Arayanlar bulanlardır, bulmak için ise aramak gerekir. Bulduğumuz noktada kaybetmemek vefanın düsturu. Yollar, yolcunun tüm adımlarına şahitlik eder; duruşuna, yürüyüşüne, koşuşuna ve dahi yoruluşuna… Her şeyin bir dili vardır; anlaşılan, anlaşılmayı bekleyen ya da anlaşılamayan ama mutlaka bir sesi, seslenişi ve bir üslubu olan. Herkes
İslam ve İran edebiyatında önemli bir yere sahip olan 12.yüzyıl mutasavvıflarından Feridüddin Attar’ın Mantıku’t-tayr adlı eseri kuşların diliyle, kuşların yolculuğunu ele alan önemli bir eser. Diğer tasavvuf kitaplarına kıyasla daha basit cümleler kurularak, anlatımda akıcılık sağlanmış. Eseri okurken herhangi bir kuşun kanadında yolculuk yapıyor hissine kapılmanız çok normal. Liderlik vasfına sahip biriyseniz, kuşlara rehberlik eden Hüdhüd olup, kendinizi bülbül, keklik ya da bir tavus kuşu ile hasbihal ederken bulabilirsiniz. Aslında her kuş bir insan profili çizmekte, kuşlar insan nefsini, Simurg da Hakkı temsil etmekte.

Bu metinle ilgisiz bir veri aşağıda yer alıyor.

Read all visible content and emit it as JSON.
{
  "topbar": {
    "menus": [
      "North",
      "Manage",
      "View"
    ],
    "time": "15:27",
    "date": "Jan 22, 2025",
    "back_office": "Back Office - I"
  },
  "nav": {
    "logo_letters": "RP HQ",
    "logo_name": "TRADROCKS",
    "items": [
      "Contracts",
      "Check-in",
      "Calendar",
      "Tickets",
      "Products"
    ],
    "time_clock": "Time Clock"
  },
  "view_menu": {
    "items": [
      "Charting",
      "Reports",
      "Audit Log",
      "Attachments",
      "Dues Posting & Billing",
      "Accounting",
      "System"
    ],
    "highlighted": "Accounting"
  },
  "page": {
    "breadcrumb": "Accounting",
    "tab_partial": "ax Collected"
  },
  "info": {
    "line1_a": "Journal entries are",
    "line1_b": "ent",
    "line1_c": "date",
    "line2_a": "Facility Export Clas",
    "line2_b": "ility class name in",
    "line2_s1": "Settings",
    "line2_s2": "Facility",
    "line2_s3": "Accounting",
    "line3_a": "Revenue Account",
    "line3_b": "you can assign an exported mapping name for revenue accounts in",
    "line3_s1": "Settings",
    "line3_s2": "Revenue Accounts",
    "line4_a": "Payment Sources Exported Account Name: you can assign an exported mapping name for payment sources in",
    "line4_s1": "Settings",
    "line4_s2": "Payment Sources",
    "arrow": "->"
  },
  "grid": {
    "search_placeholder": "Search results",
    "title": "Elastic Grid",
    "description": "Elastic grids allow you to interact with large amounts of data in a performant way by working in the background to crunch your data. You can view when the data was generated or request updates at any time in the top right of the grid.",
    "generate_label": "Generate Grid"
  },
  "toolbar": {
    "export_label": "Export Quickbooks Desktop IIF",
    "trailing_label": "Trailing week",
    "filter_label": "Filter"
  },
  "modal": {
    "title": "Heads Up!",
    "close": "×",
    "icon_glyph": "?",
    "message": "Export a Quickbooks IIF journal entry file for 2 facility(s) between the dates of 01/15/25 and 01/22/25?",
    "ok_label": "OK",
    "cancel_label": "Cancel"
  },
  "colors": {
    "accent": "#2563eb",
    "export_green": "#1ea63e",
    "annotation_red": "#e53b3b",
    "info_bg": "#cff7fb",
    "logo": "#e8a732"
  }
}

Feridüddin Attar eserine, Yüce Yaratıcının varlığından, dünyanın yaratılış evresinden ve Peygamber Hz. Muhammed (sav)’den bahsederek başlamış. Akabinde sırasıyla dört halifeyi tanımlayacak cümlelere yer vermiş. Eserdeki kısa hikayeler, konunun akılda kalmasını sağlamak adına isabetli olmuş.
Konusu itibariyle eserden söz etmek gerekirse, Hz. Süleyman’ın postacısı olarak bilinen Hüdhüd, bütün kuşları toplayıp Simurg adında bir padişahları olduğunu söyleyerek onları Simurg’u bulmak için bir yola davet eder. Birçok kuş türü, türlü bahaneler ileri sürerek yola revan olacak takatlerinin olmadığını dile getirir. Bu mazeretleri dinleyen Hüdhüd, ikna ettiği kuşlarla yola koyulur. Yol zorludur, menzil uzak… Simurg’a ulaşmaya çalışan, farklı türden kuşların hikayesi böylece başlar. Simurg’a ulaşmaları yedi vadiyi aşmalarına bağlıdır. Yolun meşakkatli oluşundan ziyade, yola hazırlıklı olmanın gerekliğinden dem vurulur. Eserde geçen yedi vadinin isimleri; talep, aşk, marifet, istiğna (gönül tokluğu), tevhid, hayret ve fena (yokluk)’tur. Bu vadiden sadece otuz kuş geçebilmiş ve Simurg’un sarayında onu beklerken, aslında aradıkları şeyin kendileri olduğunu öğrenmişlerdir. Otuz kuş, yedi vadinin sonuncusu olan fena yani yokluk vadisinde yok olup, tasavvuf makamının en üst noktasına ulaşmışlardır.
1120 yılında Nişabur’da doğan ve 1229 Şadbah’da vefat ettiği söylenen şair, hekim ve eczacı olan Ferüdiddin Muhammed b. İbrahim’in yaşamı hakkında bilgi çok azdır. Dönemin en büyük şairlerinden ve din alimlerinden sayılan Attar, otuzdan fazla eser yazmış bir de kısa şiirlerden oluşan ‘Divan’ bırakmıştır. En önemli eseri Mantıku’t-Tayr, geçtiğimiz Ramazan ayı boyunca bir televizyon kanalında dizi olarak da yayınlanmıştır.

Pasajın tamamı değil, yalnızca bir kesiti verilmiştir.